People particularly in this modern day and age want a quick fix, a one pill solution, a reason they can grasp onto and fix. The best unsolicited advice I got from a family member recently was to fix my diet. I guess I shouldn't eat that donut or worry about all the other factors that come into play? Fuck it, I'm eating the donut.

One of the hardest things in this life is to live with uncertainty. People try to help, to simplify, to process.

There's limitations and doctors aren't gods. We're also all different constitutions that have our own way of ticking and working with genetic and environmental factors coming into play. The way modern health has advanced and information is disseminated makes us have a collective cultural mindset of being invincible and immortal. We're not and we don't have all the answers. Nature and life are both a beautiful and ugly miraculous mystery.  

I've been here before. I've been through this. I've got this. This wasn't my first cardiac arrest and it's probably not going to be my last.
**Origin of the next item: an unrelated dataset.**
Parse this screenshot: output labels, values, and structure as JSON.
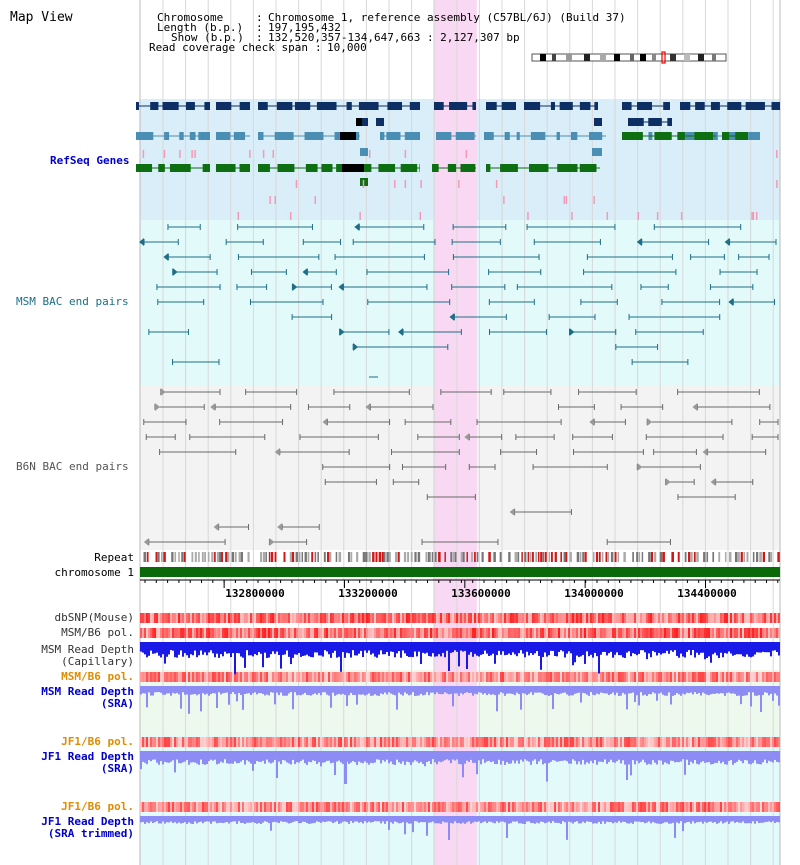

I get moments of emotional weakness and complacency too. After my first out of hospital sudden cardiac arrest in 2014, I satiated my uncertainty by convincing myself that it was most likely a one off random event and the defibrillator was my insurance policy. I know better now. It's my survival mechanism. Until other heart complications; or other health issues or old age get me, just like any of us.

The last year and half has been at times a horrible nightmare; and at others a beautiful ethereal dream. 

In their book 'A Beginner's Guide to the End', Miller and Berger briefly talk about major chronic diseases and their patterns. They describe heart disease as having the pattern profile of a roller coaster. That's right, with the constant ups and downs, with good periods and bad ones. Where you're in hospital feeling rubbish and terrified for our life one day and the next you're recovered (for now), elated and discharged to go home to resume your normal life.

That's been my year. And here I am again, picking up the pieces and getting on with it. But it's alright, I've got this. I told you: I've been here before. 

It's familiar, but I wouldn't say that it gets easier. The darkness in my mind is real, with the insomnia and the sheer terror of going to sleep because I think I might die during the night. And the anxiety is taken up a notch or five now. Not only from the panic of dying, but I'm also emotionally paralysed from entering the work place again because I'm traumatised from my last job. 

There's a Greek myth that stuck with me recently: the story of the great Corinthian King Sisyphus. He was so cunning that he captured and escaped death. For this, he was eternally punished in Hades to push a boulder up a hill, which would then roll down upon reaching the hill's summit. Push, roll, repeat. For eternity. A fruitless and laborious task. A lesson in how we are unable to avoid the inevitable. Death and taxes come for us all.

So here I am, call me Sisyphus. Whether I'm riding a roller coaster or pushing a boulder up a hill, I'm stuck in this perpetual loop with no control, but I keep going. Welcome to life.